User Prompt: "I want to compare Stripe vs PayPal vs Square. Focus on international support and fees."
Agent Research:
## User-Requested Research: Payment Gateway Comparison
### Stripe
- International: 135+ currencies, 45+ countries
- Fees: 2.9% + $0.30 per transaction (US)
- ✅ Best API documentation
- ✅ Strongest developer experience
- ❌ Higher fees for some countries
### PayPal
- International: 200+ markets, 100+ currencies
- Fees: 2.9% + $0.30 (US), varies by country
- ✅ Most widely recognized by customers
- ✅ Good buyer protection
- ❌ More complex API
### Square
- International: Limited (US, Canada, UK, Australia, Japan)
- Fees: 2.9% + $0.30
- ✅ Great for in-person + online
- ❌ Limited international support
**Recommendation for International E-commerce:**
Stripe - Best international support + developer experience
Best Practices
- Always cite sources - Architecture Agent needs to trust findings
- Be specific - "Flask is faster" → "Flask: 45ms avg, Django: 60ms avg"
- Include dates - Technology changes, note when research was done
- Flag uncertainties - If data conflicts, note both sides
- User prompts first - Always prioritize user-requested research
- Think security - Always research security implications
- Real projects - Find actual GitHub projects as examples
- Version awareness - Note which versions were researched
Research Agent Activation Logic
def should_run_research(task, workflow_plan):
"""Determine if research stage should run"""
# Always run if user provided research prompts
if task.get('user_research_prompts'):
return True
# Run for complex tasks
if workflow_plan['complexity'] == 'complex':
return True
# Run for high-priority tasks
if task['priority'] == 'high':
return True
# Run if unfamiliar technology detected
unfamiliar_keywords = ['oauth', 'websocket', 'graphql', 'kubernetes']
if any(keyword in task['description'].lower() for keyword in unfamiliar_keywords):
return True
# Run if security-critical
security_keywords = ['payment', 'auth', 'encrypt', 'security']
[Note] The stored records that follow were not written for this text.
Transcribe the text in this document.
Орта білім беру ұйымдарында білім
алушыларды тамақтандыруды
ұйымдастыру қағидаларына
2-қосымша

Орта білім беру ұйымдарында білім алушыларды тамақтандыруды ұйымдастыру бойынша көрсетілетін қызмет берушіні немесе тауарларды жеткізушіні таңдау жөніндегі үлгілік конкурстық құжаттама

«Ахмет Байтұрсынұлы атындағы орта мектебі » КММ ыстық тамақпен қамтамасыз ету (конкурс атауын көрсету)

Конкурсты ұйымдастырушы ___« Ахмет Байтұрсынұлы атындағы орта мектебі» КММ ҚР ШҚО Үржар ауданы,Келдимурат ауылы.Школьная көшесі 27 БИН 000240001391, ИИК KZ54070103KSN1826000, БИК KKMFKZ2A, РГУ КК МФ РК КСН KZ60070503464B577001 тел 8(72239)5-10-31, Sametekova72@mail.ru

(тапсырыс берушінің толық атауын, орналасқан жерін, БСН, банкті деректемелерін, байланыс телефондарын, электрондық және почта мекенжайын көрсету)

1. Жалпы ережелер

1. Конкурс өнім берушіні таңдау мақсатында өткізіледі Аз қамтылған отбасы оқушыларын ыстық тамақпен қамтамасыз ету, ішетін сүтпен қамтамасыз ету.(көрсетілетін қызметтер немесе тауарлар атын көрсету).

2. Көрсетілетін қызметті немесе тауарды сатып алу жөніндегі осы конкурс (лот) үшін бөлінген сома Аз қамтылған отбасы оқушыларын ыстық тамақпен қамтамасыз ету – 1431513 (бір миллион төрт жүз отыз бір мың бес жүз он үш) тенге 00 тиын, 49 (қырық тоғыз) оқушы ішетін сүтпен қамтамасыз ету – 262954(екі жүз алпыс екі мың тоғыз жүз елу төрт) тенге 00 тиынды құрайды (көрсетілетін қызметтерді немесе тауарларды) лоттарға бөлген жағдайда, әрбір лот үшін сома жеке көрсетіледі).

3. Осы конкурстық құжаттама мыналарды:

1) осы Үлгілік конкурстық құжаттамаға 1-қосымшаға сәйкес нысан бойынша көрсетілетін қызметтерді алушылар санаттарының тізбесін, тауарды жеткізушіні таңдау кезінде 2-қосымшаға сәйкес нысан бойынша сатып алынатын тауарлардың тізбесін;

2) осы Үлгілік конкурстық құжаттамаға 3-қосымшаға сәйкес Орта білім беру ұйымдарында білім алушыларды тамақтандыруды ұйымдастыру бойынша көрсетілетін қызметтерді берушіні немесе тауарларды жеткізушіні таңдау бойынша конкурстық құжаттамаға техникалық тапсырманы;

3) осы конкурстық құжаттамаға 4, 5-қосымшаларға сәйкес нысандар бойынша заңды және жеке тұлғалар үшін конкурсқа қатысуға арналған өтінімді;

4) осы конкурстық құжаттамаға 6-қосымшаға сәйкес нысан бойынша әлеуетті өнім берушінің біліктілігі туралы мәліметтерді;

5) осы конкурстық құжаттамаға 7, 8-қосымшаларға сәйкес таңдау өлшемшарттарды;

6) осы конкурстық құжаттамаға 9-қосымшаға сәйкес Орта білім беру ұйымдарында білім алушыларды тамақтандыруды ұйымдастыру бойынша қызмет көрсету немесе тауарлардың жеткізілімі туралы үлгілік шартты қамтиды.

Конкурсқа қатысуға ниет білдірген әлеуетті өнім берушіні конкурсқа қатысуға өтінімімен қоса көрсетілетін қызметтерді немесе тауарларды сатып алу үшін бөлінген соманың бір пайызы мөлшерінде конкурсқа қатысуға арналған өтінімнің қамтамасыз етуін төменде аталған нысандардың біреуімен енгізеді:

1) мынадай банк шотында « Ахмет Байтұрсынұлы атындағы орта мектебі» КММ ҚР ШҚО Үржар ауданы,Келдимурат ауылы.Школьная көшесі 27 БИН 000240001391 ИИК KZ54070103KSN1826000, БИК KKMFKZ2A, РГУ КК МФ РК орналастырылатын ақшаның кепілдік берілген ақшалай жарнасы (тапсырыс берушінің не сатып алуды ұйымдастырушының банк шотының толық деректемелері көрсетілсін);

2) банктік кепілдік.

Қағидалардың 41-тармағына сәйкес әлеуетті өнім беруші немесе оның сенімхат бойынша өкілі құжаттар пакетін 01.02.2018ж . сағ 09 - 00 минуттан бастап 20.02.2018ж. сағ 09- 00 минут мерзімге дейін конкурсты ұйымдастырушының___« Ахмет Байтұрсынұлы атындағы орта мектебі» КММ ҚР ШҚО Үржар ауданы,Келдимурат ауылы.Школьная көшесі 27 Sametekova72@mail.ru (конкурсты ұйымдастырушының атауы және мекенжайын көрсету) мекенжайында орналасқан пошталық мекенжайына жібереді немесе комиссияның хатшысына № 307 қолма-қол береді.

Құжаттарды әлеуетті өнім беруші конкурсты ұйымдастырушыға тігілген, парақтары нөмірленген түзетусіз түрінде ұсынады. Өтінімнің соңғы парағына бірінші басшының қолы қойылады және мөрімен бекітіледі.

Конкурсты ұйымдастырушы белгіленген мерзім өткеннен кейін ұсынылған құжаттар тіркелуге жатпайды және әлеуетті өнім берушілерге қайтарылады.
if any(keyword in task['description'].lower() for keyword in security_keywords):
return True
# Skip for simple tasks
return False
Integration with Pipeline
Task Received
↓
Complexity Analysis
↓
Should Research? ────→ NO ─→ Architecture Stage
↓ YES
↓
Research Agent
├─ Analyze task (autonomous topics)
├─ Process user prompts
├─ Execute research
└─ Generate report
↓
Send to Architecture Agent
↓
Architecture Stage (informed by research)
Note: This agent is autonomous but guided. It intelligently determines what to research, but always listens to user expertise when specific research is requested.